October 4, 2010
by Judith Taylor
Amid the rather futile discussion about South Africa’s nuclear power generation policy and programme the most important aspect of all seems lately to have dropped off the list of factors to be considered. I refer to the radioactive longevity of nuclear fuel residue. For its radioactivity to decay to just half its initial intensity takes about 25 times longer than the entire recorded history of man.
It is no solution to encase the stuff in concrete then drop it down a mine shaft or push it inside a mountain tunnel. A quarter of a million years is ample time for unpredictable chemical and geological processes to re-expose this deadly material. Nuclear power generation on a global scale would produce enough radioactive leftovers to occupy a great deal of no-go land and require costly guarding virtually for ever, a period that would see the end of our civilisation and the rise and fall of several more.
Theoretically, nuclear waste could be recklessly shot off into space or by some yet-to-be-invented marvel of nuclear physics changed into something less lethal.

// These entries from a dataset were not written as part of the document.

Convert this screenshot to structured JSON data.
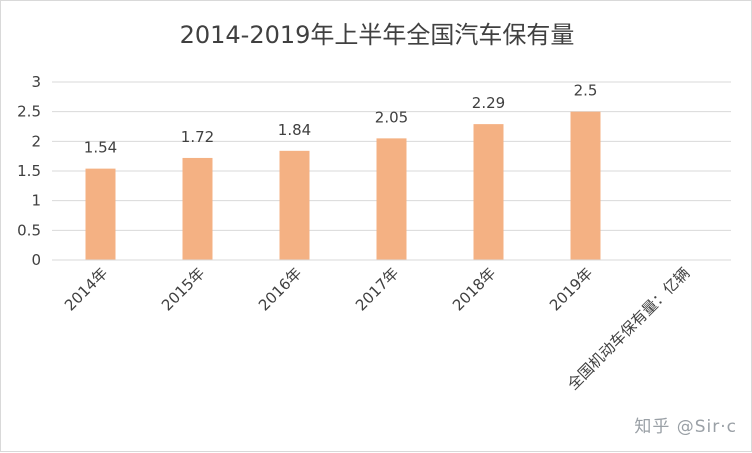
{
  "chart_data": {
    "type": "bar",
    "title": "2014-2019年上半年全国汽车保有量",
    "categories": [
      "2014年",
      "2015年",
      "2016年",
      "2017年",
      "2018年",
      "2019年",
      "全国机动车保有量：亿辆"
    ],
    "values": [
      1.54,
      1.72,
      1.84,
      2.05,
      2.29,
      2.5,
      null
    ],
    "data_labels": [
      "1.54",
      "1.72",
      "1.84",
      "2.05",
      "2.29",
      "2.5",
      ""
    ],
    "y_ticks": [
      "0",
      "0.5",
      "1",
      "1.5",
      "2",
      "2.5",
      "3"
    ],
    "ylim": [
      0,
      3
    ],
    "grid": true,
    "legend": "none",
    "bar_color": "#f4b183",
    "grid_color": "#d9d9d9"
  },
  "watermark": "知乎 @Sir·c"
}
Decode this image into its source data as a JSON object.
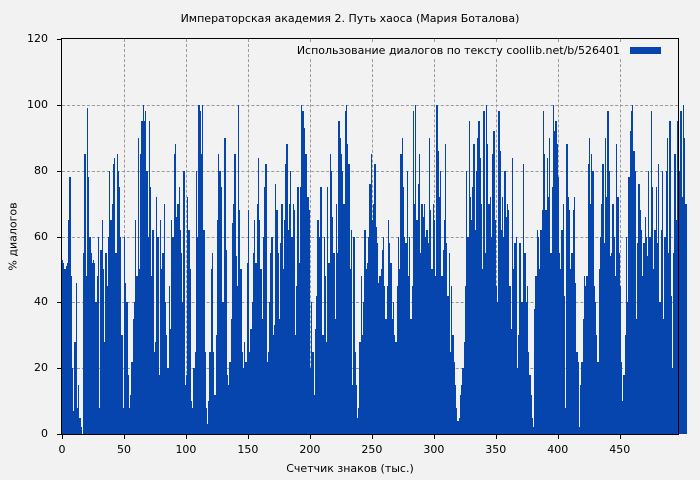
{
  "chart_data": {
    "type": "bar",
    "title": "Императорская академия 2. Путь хаоса (Мария Боталова)",
    "xlabel": "Счетчик знаков (тыс.)",
    "ylabel": "% диалогов",
    "xlim": [
      0,
      497
    ],
    "ylim": [
      0,
      120
    ],
    "x_ticks": [
      0,
      50,
      100,
      150,
      200,
      250,
      300,
      350,
      400,
      450
    ],
    "y_ticks": [
      0,
      20,
      40,
      60,
      80,
      100,
      120
    ],
    "grid": true,
    "legend": {
      "position": "top-right",
      "entries": [
        "Использование диалогов по тексту  coollib.net/b/526401"
      ]
    },
    "series": [
      {
        "name": "Использование диалогов по тексту  coollib.net/b/526401",
        "color": "#0645ad",
        "bin_width": 1,
        "values": [
          53,
          52,
          50,
          51,
          52,
          65,
          78,
          48,
          20,
          7,
          28,
          46,
          8,
          15,
          5,
          2,
          0,
          55,
          85,
          48,
          99,
          78,
          60,
          55,
          52,
          53,
          52,
          40,
          48,
          60,
          8,
          56,
          65,
          50,
          28,
          55,
          45,
          60,
          80,
          65,
          70,
          82,
          84,
          55,
          85,
          80,
          75,
          60,
          30,
          8,
          60,
          46,
          40,
          18,
          8,
          12,
          22,
          35,
          40,
          65,
          48,
          90,
          50,
          85,
          95,
          100,
          95,
          98,
          80,
          60,
          95,
          75,
          48,
          62,
          25,
          28,
          72,
          60,
          18,
          65,
          50,
          55,
          70,
          40,
          30,
          20,
          45,
          32,
          65,
          60,
          85,
          88,
          66,
          70,
          75,
          62,
          55,
          40,
          80,
          15,
          18,
          72,
          62,
          50,
          10,
          8,
          20,
          25,
          80,
          60,
          100,
          98,
          85,
          100,
          62,
          25,
          8,
          3,
          10,
          25,
          50,
          55,
          25,
          12,
          30,
          65,
          85,
          80,
          75,
          40,
          40,
          90,
          56,
          18,
          15,
          22,
          35,
          64,
          70,
          85,
          54,
          45,
          100,
          68,
          50,
          25,
          20,
          28,
          22,
          52,
          68,
          25,
          32,
          40,
          55,
          65,
          52,
          70,
          84,
          65,
          50,
          35,
          60,
          75,
          82,
          22,
          25,
          40,
          55,
          60,
          30,
          33,
          76,
          68,
          55,
          35,
          58,
          70,
          50,
          65,
          82,
          88,
          62,
          70,
          80,
          60,
          70,
          68,
          30,
          45,
          75,
          52,
          75,
          100,
          98,
          93,
          85,
          85,
          72,
          68,
          20,
          40,
          25,
          12,
          32,
          42,
          65,
          60,
          75,
          75,
          30,
          60,
          48,
          28,
          75,
          52,
          85,
          80,
          66,
          55,
          35,
          70,
          55,
          95,
          90,
          85,
          80,
          70,
          98,
          100,
          88,
          82,
          50,
          62,
          15,
          60,
          25,
          15,
          5,
          8,
          28,
          48,
          30,
          40,
          62,
          50,
          52,
          60,
          76,
          85,
          65,
          70,
          82,
          63,
          58,
          46,
          48,
          50,
          56,
          60,
          45,
          35,
          45,
          65,
          58,
          52,
          35,
          40,
          30,
          28,
          45,
          60,
          50,
          85,
          90,
          75,
          60,
          58,
          80,
          48,
          60,
          35,
          45,
          98,
          70,
          100,
          65,
          76,
          85,
          55,
          70,
          66,
          70,
          60,
          62,
          58,
          90,
          68,
          50,
          70,
          65,
          48,
          100,
          86,
          72,
          80,
          48,
          56,
          65,
          88,
          58,
          42,
          55,
          25,
          45,
          30,
          22,
          15,
          8,
          4,
          5,
          12,
          15,
          20,
          28,
          45,
          80,
          60,
          95,
          72,
          65,
          75,
          88,
          62,
          80,
          90,
          95,
          84,
          70,
          50,
          98,
          55,
          100,
          88,
          70,
          72,
          60,
          85,
          92,
          65,
          45,
          40,
          98,
          86,
          62,
          72,
          60,
          80,
          66,
          70,
          68,
          45,
          32,
          84,
          50,
          58,
          60,
          20,
          30,
          58,
          40,
          40,
          82,
          55,
          40,
          45,
          25,
          18,
          12,
          5,
          2,
          38,
          48,
          62,
          60,
          50,
          62,
          68,
          98,
          85,
          68,
          84,
          72,
          90,
          55,
          75,
          100,
          92,
          95,
          88,
          78,
          55,
          50,
          62,
          70,
          42,
          8,
          88,
          72,
          68,
          50,
          55,
          68,
          72,
          46,
          25,
          22,
          2,
          15,
          22,
          35,
          48,
          45,
          48,
          82,
          90,
          70,
          85,
          80,
          45,
          40,
          30,
          22,
          50,
          60,
          70,
          82,
          58,
          90,
          72,
          98,
          80,
          54,
          55,
          70,
          60,
          48,
          88,
          72,
          55,
          45,
          22,
          10,
          18,
          30,
          60,
          40,
          78,
          92,
          98,
          100,
          86,
          80,
          35,
          58,
          76,
          68,
          62,
          48,
          58,
          66,
          60,
          54,
          80,
          60,
          98,
          75,
          50,
          62,
          75,
          58,
          82,
          40,
          62,
          80,
          35,
          60,
          80,
          90,
          55,
          95,
          42,
          20,
          55,
          85,
          65,
          95,
          92,
          80,
          98,
          72,
          100,
          90,
          70
        ]
      }
    ]
  },
  "title": "Императорская академия 2. Путь хаоса (Мария Боталова)",
  "xaxis": {
    "title": "Счетчик знаков (тыс.)",
    "ticks": [
      "0",
      "50",
      "100",
      "150",
      "200",
      "250",
      "300",
      "350",
      "400",
      "450"
    ]
  },
  "yaxis": {
    "title": "% диалогов",
    "ticks": [
      "0",
      "20",
      "40",
      "60",
      "80",
      "100",
      "120"
    ]
  },
  "legend": {
    "label": "Использование диалогов по тексту  coollib.net/b/526401"
  }
}
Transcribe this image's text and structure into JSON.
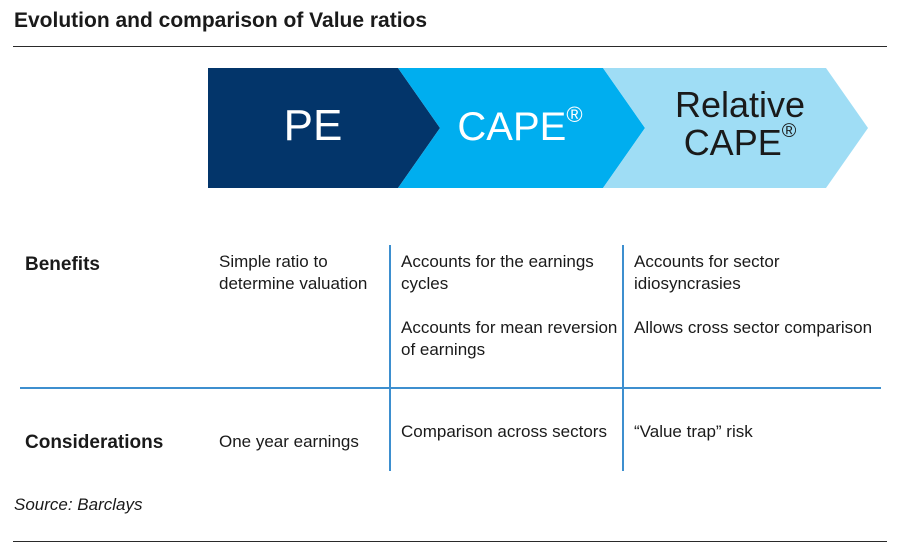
{
  "title": "Evolution and comparison of Value ratios",
  "colors": {
    "pe": "#03356A",
    "cape": "#00AEEF",
    "relative_cape": "#9FDDF5",
    "divider": "#3D8FCF"
  },
  "arrows": [
    {
      "label": "PE",
      "mark": ""
    },
    {
      "label": "CAPE",
      "mark": "®"
    },
    {
      "label_line1": "Relative",
      "label_line2": "CAPE",
      "mark": "®"
    }
  ],
  "rows": {
    "benefits": {
      "heading": "Benefits",
      "pe": [
        "Simple ratio to determine valuation"
      ],
      "cape": [
        "Accounts for the earnings cycles",
        "Accounts for mean reversion of earnings"
      ],
      "relative_cape": [
        "Accounts for sector idiosyncrasies",
        "Allows cross sector comparison"
      ]
    },
    "considerations": {
      "heading": "Considerations",
      "pe": [
        "One year earnings"
      ],
      "cape": [
        "Comparison across sectors"
      ],
      "relative_cape": [
        "“Value trap” risk"
      ]
    }
  },
  "source": "Source: Barclays"
}
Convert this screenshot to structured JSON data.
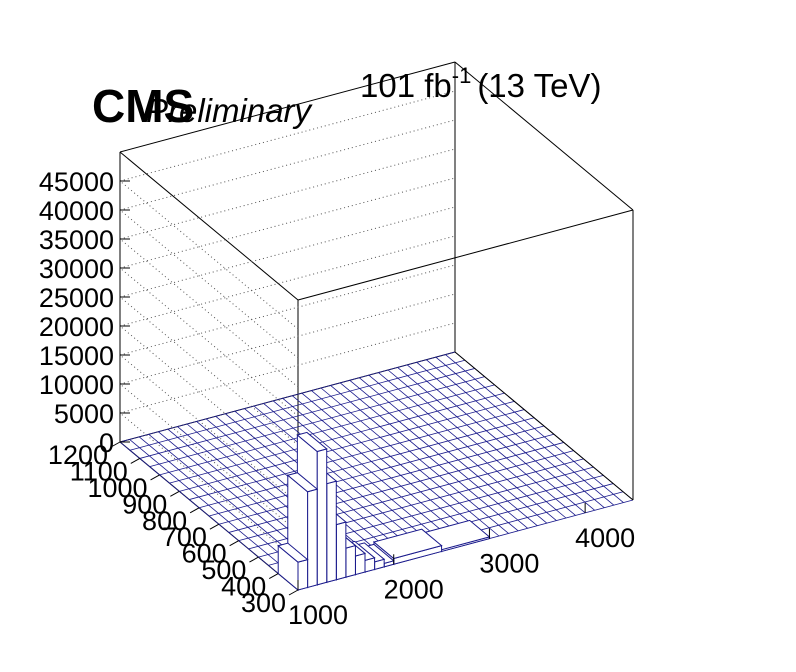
{
  "header": {
    "experiment": "CMS",
    "status": "Preliminary",
    "lumi_value": "101 fb",
    "lumi_exp": "-1",
    "energy": "(13 TeV)"
  },
  "chart_data": {
    "type": "lego",
    "title": "",
    "x_axis": {
      "ticks": [
        "1000",
        "2000",
        "3000",
        "4000"
      ],
      "range": [
        1000,
        4500
      ]
    },
    "y_axis": {
      "ticks": [
        "300",
        "400",
        "500",
        "600",
        "700",
        "800",
        "900",
        "1000",
        "1100",
        "1200"
      ],
      "range": [
        300,
        1200
      ]
    },
    "z_axis": {
      "ticks": [
        "0",
        "5000",
        "10000",
        "15000",
        "20000",
        "25000",
        "30000",
        "35000",
        "40000",
        "45000"
      ],
      "range": [
        0,
        50000
      ]
    },
    "grid": true,
    "colors": {
      "bin_fill": "#ffffff",
      "bin_edge": "#1a1a8c",
      "frame": "#000000"
    },
    "bins": [
      {
        "x0": 1000,
        "x1": 1100,
        "y0": 300,
        "y1": 400,
        "z": 4800
      },
      {
        "x0": 1100,
        "x1": 1200,
        "y0": 300,
        "y1": 400,
        "z": 16500
      },
      {
        "x0": 1200,
        "x1": 1300,
        "y0": 300,
        "y1": 400,
        "z": 23000
      },
      {
        "x0": 1300,
        "x1": 1400,
        "y0": 300,
        "y1": 400,
        "z": 17000
      },
      {
        "x0": 1400,
        "x1": 1500,
        "y0": 300,
        "y1": 400,
        "z": 9500
      },
      {
        "x0": 1500,
        "x1": 1600,
        "y0": 300,
        "y1": 400,
        "z": 5000
      },
      {
        "x0": 1600,
        "x1": 1700,
        "y0": 300,
        "y1": 400,
        "z": 3200
      },
      {
        "x0": 1700,
        "x1": 1800,
        "y0": 300,
        "y1": 400,
        "z": 2000
      },
      {
        "x0": 1800,
        "x1": 1900,
        "y0": 300,
        "y1": 400,
        "z": 1300
      },
      {
        "x0": 1900,
        "x1": 2000,
        "y0": 300,
        "y1": 400,
        "z": 600
      },
      {
        "x0": 2000,
        "x1": 2500,
        "y0": 300,
        "y1": 400,
        "z": 1000
      },
      {
        "x0": 2500,
        "x1": 3000,
        "y0": 300,
        "y1": 400,
        "z": 300
      }
    ]
  }
}
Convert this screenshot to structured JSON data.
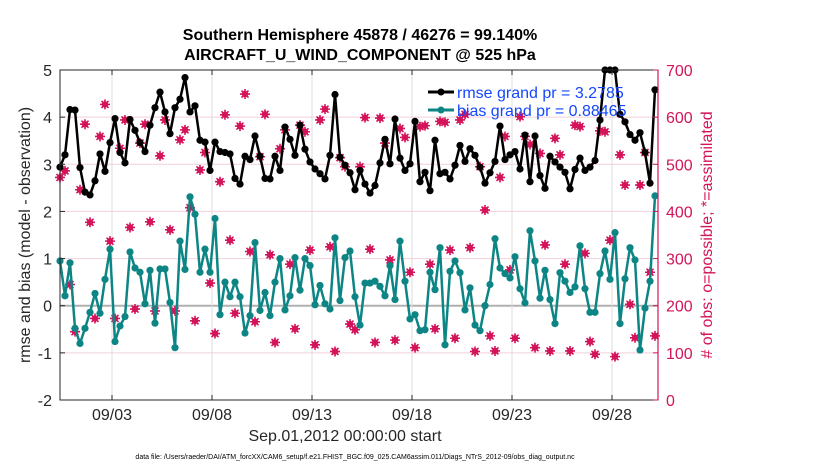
{
  "chart_data": {
    "type": "line",
    "title": [
      "Southern Hemisphere 45878 / 46276 = 99.140%",
      "AIRCRAFT_U_WIND_COMPONENT @ 525 hPa"
    ],
    "xlabel": "Sep.01,2012 00:00:00 start",
    "ylabel": "rmse and bias (model - observation)",
    "ylabel_right": "# of obs: o=possible; *=assimilated",
    "footer": "data file: /Users/raeder/DAI/ATM_forcXX/CAM6_setup/f.e21.FHIST_BGC.f09_025.CAM6assim.011/Diags_NTrS_2012-09/obs_diag_output.nc",
    "x_start_day": 0.4,
    "x_step_days": 0.25,
    "xlim": [
      0.4,
      30.3
    ],
    "xticks": [
      {
        "day": 3,
        "label": "09/03"
      },
      {
        "day": 8,
        "label": "09/08"
      },
      {
        "day": 13,
        "label": "09/13"
      },
      {
        "day": 18,
        "label": "09/18"
      },
      {
        "day": 23,
        "label": "09/23"
      },
      {
        "day": 28,
        "label": "09/28"
      }
    ],
    "ylim": [
      -2,
      5
    ],
    "yticks": [
      "-2",
      "-1",
      "0",
      "1",
      "2",
      "3",
      "4",
      "5"
    ],
    "ylim_right": [
      0,
      700
    ],
    "yticks_right": [
      "0",
      "100",
      "200",
      "300",
      "400",
      "500",
      "600",
      "700"
    ],
    "grid": true,
    "legend_position": "top-right",
    "colors": {
      "rmse": "#000000",
      "bias": "#0e8585",
      "obs": "#d4145a",
      "legend_text": "#1447ff"
    },
    "series": [
      {
        "name": "rmse grand pr = 3.2785",
        "axis": "left",
        "values": [
          2.94,
          3.2,
          4.16,
          4.15,
          2.93,
          2.41,
          2.35,
          2.65,
          3.22,
          2.85,
          3.46,
          3.97,
          3.25,
          3.03,
          3.95,
          3.72,
          3.46,
          3.27,
          3.83,
          4.2,
          4.53,
          4.11,
          3.65,
          4.2,
          4.38,
          4.84,
          4.11,
          4.24,
          3.51,
          3.47,
          2.87,
          3.47,
          3.27,
          3.25,
          3.22,
          2.7,
          2.58,
          3.17,
          3.1,
          3.6,
          3.17,
          2.7,
          2.69,
          3.17,
          2.87,
          3.79,
          3.53,
          3.19,
          3.83,
          3.32,
          3.05,
          2.9,
          2.8,
          2.69,
          3.19,
          4.48,
          3.15,
          2.98,
          2.82,
          2.46,
          2.87,
          2.58,
          2.39,
          2.55,
          3.03,
          3.53,
          3.01,
          3.96,
          3.13,
          2.87,
          3.01,
          3.91,
          2.63,
          2.83,
          2.44,
          3.51,
          2.8,
          2.83,
          2.69,
          2.98,
          3.4,
          3.06,
          3.33,
          3.19,
          2.94,
          2.6,
          2.82,
          3.06,
          3.81,
          3.1,
          3.2,
          3.27,
          2.9,
          3.62,
          2.63,
          3.6,
          2.76,
          2.49,
          3.17,
          3.05,
          2.94,
          2.83,
          2.48,
          2.89,
          3.13,
          2.87,
          2.94,
          3.08,
          3.94,
          5.0,
          5.0,
          5.0,
          4.06,
          3.9,
          3.63,
          3.51,
          3.67,
          3.25,
          2.6,
          4.58
        ]
      },
      {
        "name": "bias grand pr = 0.88465",
        "axis": "left",
        "values": [
          0.95,
          0.21,
          0.91,
          -0.48,
          -0.8,
          -0.48,
          -0.14,
          0.26,
          -0.16,
          0.56,
          1.2,
          -0.76,
          -0.43,
          -0.23,
          1.14,
          0.8,
          0.71,
          0.04,
          0.75,
          -0.37,
          0.78,
          0.78,
          0.07,
          -0.89,
          1.37,
          0.77,
          2.31,
          1.94,
          0.71,
          1.2,
          0.71,
          1.85,
          -0.19,
          0.5,
          0.19,
          0.5,
          0.19,
          -0.58,
          -0.21,
          1.34,
          -0.1,
          0.28,
          -0.21,
          0.5,
          1.0,
          -0.09,
          0.21,
          1.02,
          0.33,
          1.0,
          0.85,
          0.02,
          0.43,
          0.04,
          -0.07,
          1.44,
          0.11,
          1.02,
          1.16,
          0.19,
          -0.41,
          0.48,
          0.48,
          0.52,
          0.41,
          0.21,
          0.85,
          0.13,
          1.37,
          0.52,
          -0.28,
          -0.19,
          -0.53,
          -0.51,
          0.71,
          0.34,
          1.23,
          -0.83,
          0.73,
          0.95,
          0.7,
          -0.09,
          0.38,
          -0.41,
          -0.53,
          0.0,
          0.45,
          1.42,
          0.8,
          0.68,
          0.59,
          1.04,
          0.36,
          0.06,
          1.59,
          0.95,
          0.16,
          0.75,
          0.13,
          -0.38,
          0.7,
          0.52,
          0.28,
          0.4,
          1.27,
          0.36,
          -0.14,
          -0.14,
          0.68,
          1.16,
          0.56,
          1.55,
          -0.38,
          0.57,
          1.23,
          0.97,
          -0.94,
          -0.05,
          0.52,
          2.33
        ]
      },
      {
        "name": "# of obs assimilated",
        "axis": "right",
        "values": [
          472,
          486,
          245,
          145,
          446,
          585,
          377,
          173,
          559,
          627,
          337,
          173,
          534,
          594,
          366,
          193,
          545,
          585,
          378,
          189,
          518,
          594,
          361,
          189,
          552,
          573,
          408,
          168,
          488,
          525,
          248,
          141,
          463,
          605,
          339,
          184,
          581,
          649,
          315,
          166,
          516,
          606,
          308,
          122,
          533,
          573,
          288,
          151,
          583,
          569,
          318,
          117,
          594,
          617,
          325,
          103,
          514,
          495,
          161,
          149,
          495,
          599,
          320,
          122,
          598,
          545,
          297,
          127,
          576,
          557,
          271,
          111,
          580,
          582,
          288,
          151,
          591,
          589,
          318,
          131,
          594,
          606,
          323,
          103,
          495,
          403,
          136,
          104,
          472,
          559,
          276,
          131,
          601,
          559,
          542,
          111,
          523,
          329,
          104,
          555,
          520,
          288,
          104,
          583,
          580,
          311,
          124,
          97,
          571,
          569,
          339,
          92,
          520,
          456,
          203,
          132,
          456,
          525,
          271,
          136
        ]
      }
    ]
  }
}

In the meantime it would be more realistic to persevere with developing wind and solar power networks to succeed Eskom’s present coal-fired generation programme. However, in the interests of time and expense the government should facilitate this development work being carried out by private industry.
Meanwhile Eskom should incentivise the government to pursue diplomatically the agreement to bring hydropower from the Congo River, a sensible idea but discarded because of political and military instability on the route. This threat could be overcome if the need is pressing enough.
True costs of nuclear power are ignored
The problem with nuclear power is the total lack of transparency. People such as Dr Kemm can never give cradle to grave costs of the projects. Let’s look at what is involved if nuclear power goes ahead:
- Nuclear power is not only a substantial threat to our water resources, but also to the biodiversity of the Cape.
- At Thyspunt, 5 000 jobs and a R500 million industry will be replaced with a polluting reactor and 750 jobs.
- Uranium mining, the birthplace of the fuel, is highly polluting of miners themselves, water and surrounding land.
- Nuclear waste is also highly polluting. Nuclear power’s real carbon footprint has never been acknowledged nor has the full cost of nuclear been computed.
The citizens of Niger have recently instituted action in the US against Areva, which is mining for uranium in that country, for damage undergone by the state as well as the inhabitants of the area where Areva works. This suit is claiming several million euros in compensation.
Currently, there is not one proven, operating nuclear plant of the “new generation”. In addition, the safety issues have been omitted from the environmental impact assessments.
However, do we wish to see our water supplies, our land and our people so polluted by uranium, caesium, lead and so on that there is no quality of life and we all die a slow and painful death? Is it a logical path to follow, given the experiences of native Indians in the US who mined uranium and have died of radiation sickness?
Renewables can come on line right now and provide more than 10 times the number of jobs that nuclear or coal can. South Africa’s ingenuity in pioneering new technology can grasp the renewables revolution and bring us true wealth and health.
The cost of Chernobyl was 985 000 lives. In the UK the Sellafield plant’s decommissioning has failed, leaving a radioactive waste land for generations to come. Koeberg’s decommissioning could do the same.